In June, annual home price growth slowed to just 1.3%, down from 1.6% the previous month, the lowest pace in two years. While single-family home prices still managed to rise slightly by 1.6%, condominium values dropped 1.4% nationwide, highlighting the uneven nature of the market’s performance.
The housing inventory has grown by 29% year-over-year as of June, marking a notable uptick in supply. However, the rate of growth has started to cool since the spring. Meanwhile, the average 30-year fixed mortgage rate has remained in the high 6% range for most of the year, more than double what was seen during the pandemic boom.

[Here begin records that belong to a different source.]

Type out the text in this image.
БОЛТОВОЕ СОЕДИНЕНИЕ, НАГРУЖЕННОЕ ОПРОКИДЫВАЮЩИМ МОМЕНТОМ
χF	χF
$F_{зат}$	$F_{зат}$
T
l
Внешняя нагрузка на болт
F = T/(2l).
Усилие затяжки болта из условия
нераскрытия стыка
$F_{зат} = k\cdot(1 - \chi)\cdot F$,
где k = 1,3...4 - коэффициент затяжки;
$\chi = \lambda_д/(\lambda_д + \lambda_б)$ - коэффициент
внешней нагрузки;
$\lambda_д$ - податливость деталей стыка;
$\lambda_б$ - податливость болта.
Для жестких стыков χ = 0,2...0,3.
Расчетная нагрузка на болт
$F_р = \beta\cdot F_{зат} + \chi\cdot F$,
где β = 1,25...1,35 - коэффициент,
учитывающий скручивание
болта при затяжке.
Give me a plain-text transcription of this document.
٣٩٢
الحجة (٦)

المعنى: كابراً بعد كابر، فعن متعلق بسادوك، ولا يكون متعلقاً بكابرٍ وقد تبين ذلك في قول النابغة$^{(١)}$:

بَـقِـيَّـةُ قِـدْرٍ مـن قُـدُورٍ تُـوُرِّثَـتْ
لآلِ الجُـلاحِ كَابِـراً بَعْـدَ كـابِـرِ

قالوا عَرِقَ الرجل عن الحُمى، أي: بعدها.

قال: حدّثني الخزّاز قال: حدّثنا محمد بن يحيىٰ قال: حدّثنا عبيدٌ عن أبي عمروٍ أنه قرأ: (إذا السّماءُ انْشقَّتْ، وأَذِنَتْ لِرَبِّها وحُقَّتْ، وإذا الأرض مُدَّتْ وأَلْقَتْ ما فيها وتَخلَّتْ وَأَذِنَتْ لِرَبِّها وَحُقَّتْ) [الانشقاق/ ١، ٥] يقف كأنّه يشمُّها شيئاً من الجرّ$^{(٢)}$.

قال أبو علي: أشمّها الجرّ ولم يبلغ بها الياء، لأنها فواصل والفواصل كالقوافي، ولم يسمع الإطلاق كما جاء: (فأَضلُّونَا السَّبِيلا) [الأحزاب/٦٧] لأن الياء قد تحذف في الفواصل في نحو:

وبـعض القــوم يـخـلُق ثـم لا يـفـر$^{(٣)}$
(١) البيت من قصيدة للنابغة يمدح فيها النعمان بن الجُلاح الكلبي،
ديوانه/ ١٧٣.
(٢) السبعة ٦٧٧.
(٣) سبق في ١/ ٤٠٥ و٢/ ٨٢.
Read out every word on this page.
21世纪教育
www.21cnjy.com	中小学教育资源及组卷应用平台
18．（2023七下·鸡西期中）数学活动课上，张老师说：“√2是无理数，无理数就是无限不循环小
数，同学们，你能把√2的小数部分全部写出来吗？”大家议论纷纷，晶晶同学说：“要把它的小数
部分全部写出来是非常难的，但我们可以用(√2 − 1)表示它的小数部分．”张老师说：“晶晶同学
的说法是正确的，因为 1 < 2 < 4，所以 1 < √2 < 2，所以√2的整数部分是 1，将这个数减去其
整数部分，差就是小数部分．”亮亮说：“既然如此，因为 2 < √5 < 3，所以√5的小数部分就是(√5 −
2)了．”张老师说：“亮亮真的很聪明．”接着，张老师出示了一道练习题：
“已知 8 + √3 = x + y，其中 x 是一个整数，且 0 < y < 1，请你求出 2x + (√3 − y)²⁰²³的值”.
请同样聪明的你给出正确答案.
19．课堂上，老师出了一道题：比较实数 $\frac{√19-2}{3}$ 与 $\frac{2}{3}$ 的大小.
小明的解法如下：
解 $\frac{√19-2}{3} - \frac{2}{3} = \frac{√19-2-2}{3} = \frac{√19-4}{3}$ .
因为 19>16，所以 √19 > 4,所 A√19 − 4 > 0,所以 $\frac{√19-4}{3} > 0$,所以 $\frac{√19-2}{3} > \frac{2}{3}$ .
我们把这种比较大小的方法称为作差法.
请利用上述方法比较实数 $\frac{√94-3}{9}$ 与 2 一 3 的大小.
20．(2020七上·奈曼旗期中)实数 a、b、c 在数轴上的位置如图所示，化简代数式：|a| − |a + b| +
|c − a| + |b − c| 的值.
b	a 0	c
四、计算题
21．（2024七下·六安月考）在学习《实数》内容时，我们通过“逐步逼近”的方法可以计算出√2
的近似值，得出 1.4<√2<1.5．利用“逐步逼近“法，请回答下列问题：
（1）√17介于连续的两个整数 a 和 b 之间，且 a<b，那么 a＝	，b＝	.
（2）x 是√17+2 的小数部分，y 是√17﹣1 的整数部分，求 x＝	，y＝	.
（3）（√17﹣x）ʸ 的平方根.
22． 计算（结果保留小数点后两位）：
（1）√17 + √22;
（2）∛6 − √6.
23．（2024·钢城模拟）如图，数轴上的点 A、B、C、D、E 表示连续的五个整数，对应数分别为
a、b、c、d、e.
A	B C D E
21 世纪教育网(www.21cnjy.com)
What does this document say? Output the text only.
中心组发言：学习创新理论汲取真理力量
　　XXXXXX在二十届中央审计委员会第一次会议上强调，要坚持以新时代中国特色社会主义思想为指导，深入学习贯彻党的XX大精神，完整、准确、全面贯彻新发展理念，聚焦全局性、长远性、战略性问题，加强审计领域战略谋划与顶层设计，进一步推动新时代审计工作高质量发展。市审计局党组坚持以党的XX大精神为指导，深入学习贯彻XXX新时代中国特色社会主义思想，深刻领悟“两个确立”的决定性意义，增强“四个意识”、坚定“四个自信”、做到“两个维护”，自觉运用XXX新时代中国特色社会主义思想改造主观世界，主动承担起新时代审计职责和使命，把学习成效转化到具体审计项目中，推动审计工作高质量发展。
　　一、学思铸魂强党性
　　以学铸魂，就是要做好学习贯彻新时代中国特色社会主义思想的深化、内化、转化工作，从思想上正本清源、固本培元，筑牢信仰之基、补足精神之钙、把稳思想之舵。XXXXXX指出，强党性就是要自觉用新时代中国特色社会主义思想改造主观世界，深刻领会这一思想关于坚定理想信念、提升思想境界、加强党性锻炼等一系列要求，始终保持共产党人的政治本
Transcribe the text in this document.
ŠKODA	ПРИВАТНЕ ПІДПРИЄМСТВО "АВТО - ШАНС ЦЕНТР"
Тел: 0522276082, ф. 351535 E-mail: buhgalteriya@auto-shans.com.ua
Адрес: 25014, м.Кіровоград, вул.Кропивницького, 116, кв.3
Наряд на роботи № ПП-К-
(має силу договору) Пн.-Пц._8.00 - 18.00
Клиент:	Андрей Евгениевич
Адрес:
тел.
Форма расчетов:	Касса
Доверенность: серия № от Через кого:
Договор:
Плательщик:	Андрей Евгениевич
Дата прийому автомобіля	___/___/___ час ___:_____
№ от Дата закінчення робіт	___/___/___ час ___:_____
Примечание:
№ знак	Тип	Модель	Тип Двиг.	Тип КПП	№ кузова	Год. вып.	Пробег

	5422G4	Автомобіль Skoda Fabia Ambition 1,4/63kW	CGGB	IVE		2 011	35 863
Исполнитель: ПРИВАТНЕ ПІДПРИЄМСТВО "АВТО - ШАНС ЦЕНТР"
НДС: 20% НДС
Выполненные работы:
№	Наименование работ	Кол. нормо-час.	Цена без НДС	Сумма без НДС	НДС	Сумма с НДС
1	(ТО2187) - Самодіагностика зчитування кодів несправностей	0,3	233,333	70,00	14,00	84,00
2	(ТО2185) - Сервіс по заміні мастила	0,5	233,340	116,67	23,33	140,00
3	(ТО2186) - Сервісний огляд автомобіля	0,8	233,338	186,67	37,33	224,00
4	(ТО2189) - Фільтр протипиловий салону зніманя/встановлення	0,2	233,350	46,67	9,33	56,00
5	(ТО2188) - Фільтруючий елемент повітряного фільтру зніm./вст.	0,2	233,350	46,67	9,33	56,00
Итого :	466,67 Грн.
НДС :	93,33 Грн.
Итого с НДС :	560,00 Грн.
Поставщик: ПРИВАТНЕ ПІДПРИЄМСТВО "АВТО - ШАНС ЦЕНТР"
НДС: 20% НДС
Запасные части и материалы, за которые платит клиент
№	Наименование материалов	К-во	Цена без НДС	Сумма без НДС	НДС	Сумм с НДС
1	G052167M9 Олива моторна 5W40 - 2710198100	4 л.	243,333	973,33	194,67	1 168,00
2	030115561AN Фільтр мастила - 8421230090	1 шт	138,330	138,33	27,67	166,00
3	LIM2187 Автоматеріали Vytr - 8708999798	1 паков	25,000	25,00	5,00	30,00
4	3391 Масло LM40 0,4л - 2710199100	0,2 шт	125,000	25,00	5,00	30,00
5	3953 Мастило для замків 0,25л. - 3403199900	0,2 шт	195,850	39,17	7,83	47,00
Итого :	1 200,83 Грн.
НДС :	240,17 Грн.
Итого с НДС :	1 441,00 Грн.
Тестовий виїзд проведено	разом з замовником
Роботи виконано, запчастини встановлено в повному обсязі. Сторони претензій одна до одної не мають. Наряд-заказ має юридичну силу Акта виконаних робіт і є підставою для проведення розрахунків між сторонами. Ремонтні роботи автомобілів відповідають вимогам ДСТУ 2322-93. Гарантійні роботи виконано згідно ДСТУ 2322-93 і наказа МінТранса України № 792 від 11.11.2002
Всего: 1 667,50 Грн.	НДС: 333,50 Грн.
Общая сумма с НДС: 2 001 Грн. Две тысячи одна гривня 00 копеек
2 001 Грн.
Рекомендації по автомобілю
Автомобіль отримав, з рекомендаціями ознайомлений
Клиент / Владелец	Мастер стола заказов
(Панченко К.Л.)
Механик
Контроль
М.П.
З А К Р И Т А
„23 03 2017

Market experts suggest that homeowners may become increasingly hesitant to list their properties due to slower sales and declining prices in many areas. This caution could reduce the influx of new listings, further complicating the supply-demand balance.
Regionally, the Northeast and Midwest are still seeing strong price gains, contrasting with the softening markets in the South and West. Cape Coral, Florida, has experienced the steepest drop, with home prices falling over 9% from recent highs. Other major metros such as Austin, Tampa, and seven of the ten largest California markets have also reported price declines.